Germany & Vienna in the French Revolution & the Napoleonic Era  (1789 - 1815)


The French Revolution, 1789 - 1799

The causes of the French Revolution are complex and are still debated among historians.  Following the Seven Years' War and the American Revolution (which Louis XVI helped finance), the French government was deeply in debt.  It attempted to restore its financial status through unpopular taxation schemes, which were heavily regressive.  Years of bad harvests leading up to the Revolution also inflamed popular resentment of the privileges enjoyed by the aristocracy and the Catholic clergy of the established church.  Louis XVI and Queen Marie Antoinette became symbols of unnecessary extravagance and failed leadership.

Demands for change were formulated in terms of Enlightenment ideals and contributed to the convocation of the Estates General in May 1789.  During the first year of the Revolution, members of the Third Estate (commoners) took control, the Bastille was attacked on July 14th, the Declaration of the Rights of Man and of the Citizen, a document proclaiming universal human rights, was passed in August, and a women's march on Versailles that forced the royal court back to Paris in October.  A central event of the first stage, in August 1789, was the abolition of feudalism and the old rules and privileges left over from the Ancien Régime

The next few years featured political struggles between various liberal assemblies and right-wing supporters of the monarchy intent on thwarting major reforms. The Republic was proclaimed in September 1792 after the French victory at Valmy against an invading Prussian intent on squashing the revolution.  In a momentous event that led to international condemnation, Louis XVI was executed in January 1793.

External threats closely shaped the course of the Revolution. The Revolutionary Wars beginning in 1792 ultimately featured French victories that facilitated the conquest of the Italian Peninsula, the Low Countries and most territories west of the Rhine – achievements that had eluded previous French governments for centuries.

Internally, popular agitation radicalized the Revolution significantly, culminating in the rise of Maximilien Robespierre and the Jacobins.  The dictatorship imposed by the Committee of Public Safety during the Reign of Terror, from 1793 until 1794, established price controls on food and other items, abolished slavery in French colonies abroad, de-established the Catholic church (dechristianised society) and created a secular Republican calendar, religious leaders were expelled, and the borders of the new republic were secured from its enemies.  Large numbers of civilians were executed by revolutionary tribunals during the Terror, with estimates ranging from 16,000 to 40,000, ranging from aristocrats to "suspected" enemies of the revolution.  An uprising against the revolution in the Vendée region south west of Paris was brutally repressed with tens of thousands losing their lives.

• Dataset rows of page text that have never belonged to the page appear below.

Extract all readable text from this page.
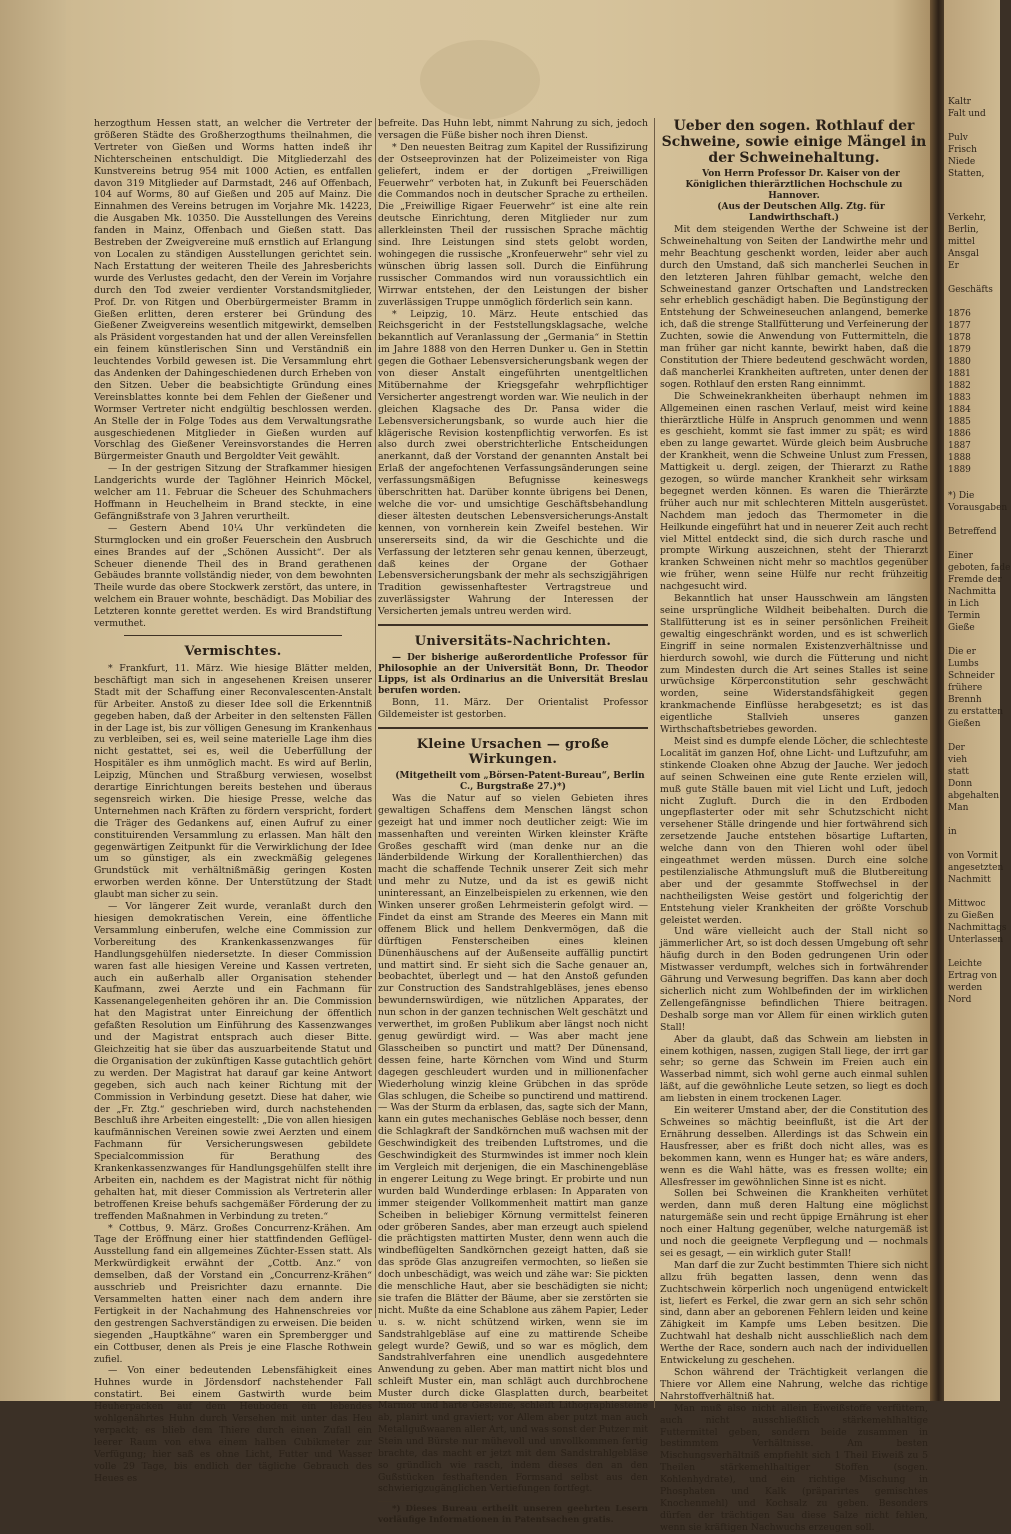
herzogthum Hessen statt, an welcher die Vertreter der größeren Städte des Großherzogthums theilnahmen, die Vertreter von Gießen und Worms hatten indeß ihr Nichterscheinen entschuldigt. Die Mitgliederzahl des Kunstvereins betrug 954 mit 1000 Actien, es entfallen davon 319 Mitglieder auf Darmstadt, 246 auf Offenbach, 104 auf Worms, 80 auf Gießen und 205 auf Mainz. Die Einnahmen des Vereins betrugen im Vorjahre Mk. 14223, die Ausgaben Mk. 10350. Die Ausstellungen des Vereins fanden in Mainz, Offenbach und Gießen statt. Das Bestreben der Zweigvereine muß ernstlich auf Erlangung von Localen zu ständigen Ausstellungen gerichtet sein. Nach Erstattung der weiteren Theile des Jahresberichts wurde des Verlustes gedacht, den der Verein im Vorjahre durch den Tod zweier verdienter Vorstandsmitglieder, Prof. Dr. von Ritgen und Oberbürgermeister Bramm in Gießen erlitten, deren ersterer bei Gründung des Gießener Zweigvereins wesentlich mitgewirkt, demselben als Präsident vorgestanden hat und der allen Vereinsfellen ein feinem künstlerischen Sinn und Verständniß ein leuchtendes Vorbild gewesen ist. Die Versammlung ehrt das Andenken der Dahingeschiedenen durch Erheben von den Sitzen. Ueber die beabsichtigte Gründung eines Vereinsblattes konnte bei dem Fehlen der Gießener und Wormser Vertreter nicht endgültig beschlossen werden. An Stelle der in Folge Todes aus dem Verwaltungsrathe ausgeschiedenen Mitglieder in Gießen wurden auf Vorschlag des Gießener Vereinsvorstandes die Herren Bürgermeister Gnauth und Bergoldter Veit gewählt.

— In der gestrigen Sitzung der Strafkammer hiesigen Landgerichts wurde der Taglöhner Heinrich Möckel, welcher am 11. Februar die Scheuer des Schuhmachers Hoffmann in Heuchelheim in Brand steckte, in eine Gefängnißstrafe von 3 Jahren verurtheilt.

— Gestern Abend 10¼ Uhr verkündeten die Sturmglocken und ein großer Feuerschein den Ausbruch eines Brandes auf der „Schönen Aussicht“. Der als Scheuer dienende Theil des in Brand gerathenen Gebäudes brannte vollständig nieder, von dem bewohnten Theile wurde das obere Stockwerk zerstört, das untere, in welchem ein Brauer wohnte, beschädigt. Das Mobiliar des Letzteren konnte gerettet werden. Es wird Brandstiftung vermuthet.

Vermischtes.

* Frankfurt, 11. März. Wie hiesige Blätter melden, beschäftigt man sich in angesehenen Kreisen unserer Stadt mit der Schaffung einer Reconvalescenten-Anstalt für Arbeiter. Anstoß zu dieser Idee soll die Erkenntniß gegeben haben, daß der Arbeiter in den seltensten Fällen in der Lage ist, bis zur völligen Genesung im Krankenhaus zu verbleiben, sei es, weil seine materielle Lage ihm dies nicht gestattet, sei es, weil die Ueberfüllung der Hospitäler es ihm unmöglich macht. Es wird auf Berlin, Leipzig, München und Straßburg verwiesen, woselbst derartige Einrichtungen bereits bestehen und überaus segensreich wirken. Die hiesige Presse, welche das Unternehmen nach Kräften zu fördern verspricht, fordert die Träger des Gedankens auf, einen Aufruf zu einer constituirenden Versammlung zu erlassen. Man hält den gegenwärtigen Zeitpunkt für die Verwirklichung der Idee um so günstiger, als ein zweckmäßig gelegenes Grundstück mit verhältnißmäßig geringen Kosten erworben werden könne. Der Unterstützung der Stadt glaubt man sicher zu sein.

— Vor längerer Zeit wurde, veranlaßt durch den hiesigen demokratischen Verein, eine öffentliche Versammlung einberufen, welche eine Commission zur Vorbereitung des Krankenkassenzwanges für Handlungsgehülfen niedersetzte. In dieser Commission waren fast alle hiesigen Vereine und Kassen vertreten, auch ein außerhalb aller Organisation stehender Kaufmann, zwei Aerzte und ein Fachmann für Kassenangelegenheiten gehören ihr an. Die Commission hat den Magistrat unter Einreichung der öffentlich gefaßten Resolution um Einführung des Kassenzwanges und der Magistrat entsprach auch dieser Bitte. Gleichzeitig hat sie über das auszuarbeitende Statut und die Organisation der zukünftigen Kasse gutachtlich gehört zu werden. Der Magistrat hat darauf gar keine Antwort gegeben, sich auch nach keiner Richtung mit der Commission in Verbindung gesetzt. Diese hat daher, wie der „Fr. Ztg.“ geschrieben wird, durch nachstehenden Beschluß ihre Arbeiten eingestellt: „Die von allen hiesigen kaufmännischen Vereinen sowie zwei Aerzten und einem Fachmann für Versicherungswesen gebildete Specialcommission für Berathung des Krankenkassenzwanges für Handlungsgehülfen stellt ihre Arbeiten ein, nachdem es der Magistrat nicht für nöthig gehalten hat, mit dieser Commission als Vertreterin aller betroffenen Kreise behufs sachgemäßer Förderung der zu treffenden Maßnahmen in Verbindung zu treten.“

* Cottbus, 9. März. Großes Concurrenz-Krähen. Am Tage der Eröffnung einer hier stattfindenden Geflügel-Ausstellung fand ein allgemeines Züchter-Essen statt. Als Merkwürdigkeit erwähnt der „Cottb. Anz.“ von demselben, daß der Vorstand ein „Concurrenz-Krähen“ ausschrieb und Preisrichter dazu ernannte. Die Versammelten hatten einer nach dem andern ihre Fertigkeit in der Nachahmung des Hahnenschreies vor den gestrengen Sachverständigen zu erweisen. Die beiden siegenden „Hauptkähne“ waren ein Sprembergger und ein Cottbuser, denen als Preis je eine Flasche Rothwein zufiel.

— Von einer bedeutenden Lebensfähigkeit eines Huhnes wurde in Jördensdorf nachstehender Fall constatirt. Bei einem Gastwirth wurde beim Heuherpacken auf dem Heuboden ein lebendes wohlgenährtes Huhn durch Versehen mit unter das Heu verpackt; es blieb dem Thiere durch einen Zufall ein leerer Raum von etwa einem halben Cubikmeter zur Verfügung; hier saß es ohne Licht, Futter und Wasser volle 29 Tage, bis endlich der tägliche Gebrauch des Heues es

befreite. Das Huhn lebt, nimmt Nahrung zu sich, jedoch versagen die Füße bisher noch ihren Dienst.

* Den neuesten Beitrag zum Kapitel der Russifizirung der Ostseeprovinzen hat der Polizeimeister von Riga geliefert, indem er der dortigen „Freiwilligen Feuerwehr“ verboten hat, in Zukunft bei Feuerschäden die Commandos noch in deutscher Sprache zu ertheilen. Die „Freiwillige Rigaer Feuerwehr“ ist eine alte rein deutsche Einrichtung, deren Mitglieder nur zum allerkleinsten Theil der russischen Sprache mächtig sind. Ihre Leistungen sind stets gelobt worden, wohingegen die russische „Kronfeuerwehr“ sehr viel zu wünschen übrig lassen soll. Durch die Einführung russischer Commandos wird nun voraussichtlich ein Wirrwar entstehen, der den Leistungen der bisher zuverlässigen Truppe unmöglich förderlich sein kann.

* Leipzig, 10. März. Heute entschied das Reichsgericht in der Feststellungsklagsache, welche bekanntlich auf Veranlassung der „Germania“ in Stettin im Jahre 1888 von den Herren Dunker u. Gen in Stettin gegen die Gothaer Lebensversicherungsbank wegen der von dieser Anstalt eingeführten unentgeltlichen Mitübernahme der Kriegsgefahr wehrpflichtiger Versicherter angestrengt worden war. Wie neulich in der gleichen Klagsache des Dr. Pansa wider die Lebensversicherungsbank, so wurde auch hier die klägerische Revision kostenpflichtig verworfen. Es ist also durch zwei oberstrichterliche Entscheidungen anerkannt, daß der Vorstand der genannten Anstalt bei Erlaß der angefochtenen Verfassungsänderungen seine verfassungsmäßigen Befugnisse keineswegs überschritten hat. Darüber konnte übrigens bei Denen, welche die vor- und umsichtige Geschäftsbehandlung dieser ältesten deutschen Lebensversicherungs-Anstalt kennen, von vornherein kein Zweifel bestehen. Wir unsererseits sind, da wir die Geschichte und die Verfassung der letzteren sehr genau kennen, überzeugt, daß keines der Organe der Gothaer Lebensversicherungsbank der mehr als sechszigjährigen Tradition gewissenhaftester Vertragstreue und zuverlässigster Wahrung der Interessen der Versicherten jemals untreu werden wird.

Universitäts-Nachrichten.

— Der bisherige außerordentliche Professor für Philosophie an der Universität Bonn, Dr. Theodor Lipps, ist als Ordinarius an die Universität Breslau berufen worden.

Bonn, 11. März. Der Orientalist Professor Gildemeister ist gestorben.

Kleine Ursachen — große Wirkungen.

(Mitgetheilt vom „Börsen-Patent-Bureau“, Berlin C., Burgstraße 27.)*)

Was die Natur auf so vielen Gebieten ihres gewaltigen Schaffens dem Menschen längst schon gezeigt hat und immer noch deutlicher zeigt: Wie im massenhaften und vereinten Wirken kleinster Kräfte Großes geschafft wird (man denke nur an die länderbildende Wirkung der Korallenthierchen) das macht die schaffende Technik unserer Zeit sich mehr und mehr zu Nutze, und da ist es gewiß nicht uninteressant, an Einzelbeispielen zu erkennen, wie den Winken unserer großen Lehrmeisterin gefolgt wird. — Findet da einst am Strande des Meeres ein Mann mit offenem Blick und hellem Denkvermögen, daß die dürftigen Fensterscheiben eines kleinen Dünenhäuschens auf der Außenseite auffällig punctirt und mattirt sind. Er sieht sich die Sache genauer an, beobachtet, überlegt und — hat den Anstoß gefunden zur Construction des Sandstrahlgebläses, jenes ebenso bewundernswürdigen, wie nützlichen Apparates, der nun schon in der ganzen technischen Welt geschätzt und verwerthet, im großen Publikum aber längst noch nicht genug gewürdigt wird. — Was aber macht jene Glasscheiben so punctirt und matt? Der Dünensand, dessen feine, harte Körnchen vom Wind und Sturm dagegen geschleudert wurden und in millionenfacher Wiederholung winzig kleine Grübchen in das spröde Glas schlugen, die Scheibe so punctirend und mattirend. — Was der Sturm da erblasen, das, sagte sich der Mann, kann ein gutes mechanisches Gebläse noch besser, denn die Schlagkraft der Sandkörnchen muß wachsen mit der Geschwindigkeit des treibenden Luftstromes, und die Geschwindigkeit des Sturmwindes ist immer noch klein im Vergleich mit derjenigen, die ein Maschinengebläse in engerer Leitung zu Wege bringt. Er probirte und nun wurden bald Wunderdinge erblasen: In Apparaten von immer steigender Vollkommenheit mattirt man ganze Scheiben in beliebiger Körnung vermittelst feineren oder gröberen Sandes, aber man erzeugt auch spielend die prächtigsten mattirten Muster, denn wenn auch die windbeflügelten Sandkörnchen gezeigt hatten, daß sie das spröde Glas anzugreifen vermochten, so ließen sie doch unbeschädigt, was weich und zähe war: Sie pickten die menschliche Haut, aber sie beschädigten sie nicht; sie trafen die Blätter der Bäume, aber sie zerstörten sie nicht. Mußte da eine Schablone aus zähem Papier, Leder u. s. w. nicht schützend wirken, wenn sie im Sandstrahlgebläse auf eine zu mattirende Scheibe gelegt wurde? Gewiß, und so war es möglich, dem Sandstrahlverfahren eine unendlich ausgedehntere Anwendung zu geben. Aber man mattirt nicht blos und schleift Muster ein, man schlägt auch durchbrochene Muster durch dicke Glasplatten durch, bearbeitet Marmor und harte Gesteine, schleift Lithographiesteine ab, planirt und graviert; vor Allem aber putzt man auch Metallgußwaaren aller Art, und was sonst der Putzer mit Stein und Bürste nur mühevoll und unvollkommen fertig brachte, das macht er jetzt mit dem Sandstrahlgebläse so gründlich wie rasch, indem dieses den an den Gußstücken festhaftenden Formsand selbst aus den schwierigzugänglichen Vertiefungen fortfegt.

*) Dieses Bureau ertheilt unseren geehrten Lesern vorläufige Informationen in Patentsachen gratis.

Ueber den sogen. Rothlauf der Schweine, sowie einige Mängel in der Schweinehaltung.

Von Herrn Professor Dr. Kaiser von der Königlichen thierärztlichen Hochschule zu Hannover.

(Aus der Deutschen Allg. Ztg. für Landwirthschaft.)

Mit dem steigenden Werthe der Schweine ist der Schweinehaltung von Seiten der Landwirthe mehr und mehr Beachtung geschenkt worden, leider aber auch durch den Umstand, daß sich mancherlei Seuchen in den letzteren Jahren fühlbar gemacht, welche den Schweinestand ganzer Ortschaften und Landstrecken sehr erheblich geschädigt haben. Die Begünstigung der Entstehung der Schweineseuchen anlangend, bemerke ich, daß die strenge Stallfütterung und Verfeinerung der Zuchten, sowie die Anwendung von Futtermitteln, die man früher gar nicht kannte, bewirkt haben, daß die Constitution der Thiere bedeutend geschwächt worden, daß mancherlei Krankheiten auftreten, unter denen der sogen. Rothlauf den ersten Rang einnimmt.

Die Schweinekrankheiten überhaupt nehmen im Allgemeinen einen raschen Verlauf, meist wird keine thierärztliche Hülfe in Anspruch genommen und wenn es geschieht, kommt sie fast immer zu spät; es wird eben zu lange gewartet. Würde gleich beim Ausbruche der Krankheit, wenn die Schweine Unlust zum Fressen, Mattigkeit u. dergl. zeigen, der Thierarzt zu Rathe gezogen, so würde mancher Krankheit sehr wirksam begegnet werden können. Es waren die Thierärzte früher auch nur mit schlechteren Mitteln ausgerüstet. Nachdem man jedoch das Thermometer in die Heilkunde eingeführt hat und in neuerer Zeit auch recht viel Mittel entdeckt sind, die sich durch rasche und prompte Wirkung auszeichnen, steht der Thierarzt kranken Schweinen nicht mehr so machtlos gegenüber wie früher, wenn seine Hülfe nur recht frühzeitig nachgesucht wird.

Bekanntlich hat unser Hausschwein am längsten seine ursprüngliche Wildheit beibehalten. Durch die Stallfütterung ist es in seiner persönlichen Freiheit gewaltig eingeschränkt worden, und es ist schwerlich Eingriff in seine normalen Existenzverhältnisse und hierdurch sowohl, wie durch die Fütterung und nicht zum Mindesten durch die Art seines Stalles ist seine urwüchsige Körperconstitution sehr geschwächt worden, seine Widerstandsfähigkeit gegen krankmachende Einflüsse herabgesetzt; es ist das eigentliche Stallvieh unseres ganzen Wirthschaftsbetriebes geworden.

Meist sind es dumpfe elende Löcher, die schlechteste Localität im ganzen Hof, ohne Licht- und Luftzufuhr, am stinkende Cloaken ohne Abzug der Jauche. Wer jedoch auf seinen Schweinen eine gute Rente erzielen will, muß gute Ställe bauen mit viel Licht und Luft, jedoch nicht Zugluft. Durch die in den Erdboden ungepflasterter oder mit sehr Schutzschicht nicht versehener Ställe dringende und hier fortwährend sich zersetzende Jauche entstehen bösartige Luftarten, welche dann von den Thieren wohl oder übel eingeathmet werden müssen. Durch eine solche pestilenzialische Athmungsluft muß die Blutbereitung aber und der gesammte Stoffwechsel in der nachtheiligsten Weise gestört und folgerichtig der Entstehung vieler Krankheiten der größte Vorschub geleistet werden.

Und wäre vielleicht auch der Stall nicht so jämmerlicher Art, so ist doch dessen Umgebung oft sehr häufig durch in den Boden gedrungenen Urin oder Mistwasser verdumpft, welches sich in fortwährender Gährung und Verwesung begriffen. Das kann aber doch sicherlich nicht zum Wohlbefinden der im wirklichen Zellengefängnisse befindlichen Thiere beitragen. Deshalb sorge man vor Allem für einen wirklich guten Stall!

Aber da glaubt, daß das Schwein am liebsten in einem kothigen, nassen, zugigen Stall liege, der irrt gar sehr; so gerne das Schwein im Freien auch ein Wasserbad nimmt, sich wohl gerne auch einmal suhlen läßt, auf die gewöhnliche Leute setzen, so liegt es doch am liebsten in einem trockenen Lager.

Ein weiterer Umstand aber, der die Constitution des Schweines so mächtig beeinflußt, ist die Art der Ernährung desselben. Allerdings ist das Schwein ein Hausfresser, aber es frißt doch nicht alles, was es bekommen kann, wenn es Hunger hat; es wäre anders, wenn es die Wahl hätte, was es fressen wollte; ein Allesfresser im gewöhnlichen Sinne ist es nicht.

Sollen bei Schweinen die Krankheiten verhütet werden, dann muß deren Haltung eine möglichst naturgemäße sein und recht üppige Ernährung ist eher noch einer Haltung gegenüber, welche naturgemäß ist und noch die geeignete Verpflegung und — nochmals sei es gesagt, — ein wirklich guter Stall!

Man darf die zur Zucht bestimmten Thiere sich nicht allzu früh begatten lassen, denn wenn das Zuchtschwein körperlich noch ungenügend entwickelt ist, liefert es Ferkel, die zwar gern an sich sehr schön sind, dann aber an geborenen Fehlern leiden und keine Zähigkeit im Kampfe ums Leben besitzen. Die Zuchtwahl hat deshalb nicht ausschließlich nach dem Werthe der Race, sondern auch nach der individuellen Entwickelung zu geschehen.

Schon während der Trächtigkeit verlangen die Thiere vor Allem eine Nahrung, welche das richtige Nahrstoffverhältniß hat.

Man muß also nicht allein Eiweißstoffe verfüttern, auch nicht ausschließlich stärkemehlhaltige Futtermittel geben, sondern beide zusammen in bestimmtem Verhältnisse. Am besten Mischungsverhältniß empfiehlt sich 1 Theil Eiweiß zu 5 Theilen stärkemehlhaltiger Stoffen (sogen. Kohlenhydrate), und ein richtige Mischung in Phosphaten und Kalk (präparirtes gemischtes Knochenmehl) und Kochsalz zu geben. Besonders dürfen der trächtigen Sau diese Salze nicht fehlen, wenn sie kräftigen Nachwuchs erzeugen soll.

Kaltr
Falt und

Pulv
Frisch
Niede
Statten,

Verkehr,
Berlin,
mittel
Ansgal
Er

Geschäfts

1876
1877
1878
1879
1880
1881
1882
1883
1884
1885
1886
1887
1888
1889
*) Die
Vorausgaben

Betreffend

Einer
geboten, fade
Fremde der
Nachmitta
in Lich
Termin
Gieße

Die er
Lumbs
Schneider
frühere
Brennh
zu erstatten
Gießen

Der
vieh
statt
Donn
abgehalten
Man

in

von Vormit
angesetzten
Nachmitt

Mittwoc
zu Gießen
Nachmittags
Unterlassen

Leichte
Ertrag von
werden
Nord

After the Thermidorian Reaction, an executive council known as the Directory assumed control of the French state in 1795. They suspended elections, repudiated debt - resulting in financial instability, persecuted the Catholic clergy, and made significant military conquests abroad.  Dogged by charges of corruption, the Directory collapsed in a coup led by Napoleon Bonaparte in 1799.  Napoleon, who became the hero of the Revolution through his popular military campaigns, established the Consulate and later the First Empire, setting the stage for a wider array of global conflicts in the Napoleonic Wars.


The French Revolutionary Wars & the Napoleonic Wars

Within a couple years of the beginning of the French Revolution, the French Revolutionary Wars broke out on the continent beginning with Prussia's attempt (with Great Britain's and Austria's backing) to squash the revolution to keep it from spreading outside of France.  Prussia was involved in the First Coalition armies against France until 1795 when they ceded the west bank of the Rhine to France and backed out of the war.  The next year Napoleon Bonaparte first gained fame by winning numerous battles that drove the Austrians out of northern Italy.  

The Napoleonic Era began when Napoleon seized power in France in December, 1799.  He rekindled the European Wars in 1803.  In 1804 Napoleon declared himself Emperor of France, and Beethoven, who was writing his Third Symphony in honor of Napoleon, removed the dedication from the score.

Vienna was under siege by Napoleon's army in 1805 when Leonore was premiered in November.  The Viennese aristocrats had fled the city and a large amount of the small audience were Napoleon's officers.   In August, Great Britain, Russia, and Austria formed the Third Coalition and declared war on France.  Napoleon's army then left Vienna to fight in Germany.

In 1806, Prussia reentered the war against France joining Great Britain, Russia and Sweden while the German states of Bavaria, Saxony, and Württemberg formed the Confederation of the Rhine and joined the war on France's side.  Prussia was quickly defeated.

The War of the Fifth Coalition was fought in 1809 and once again the French army occupied Vienna.  The French took heavy losses on the Iberian peninsula in 1809.

Prussia again entered the Napoleonic Wars in 1813 and helped the Coalition Armies defeat Napoleon first in 1814, and again upon his return in 1815.  The War of the Sixth Coalition (1813-1814) is known in Germany as the War of German Liberation.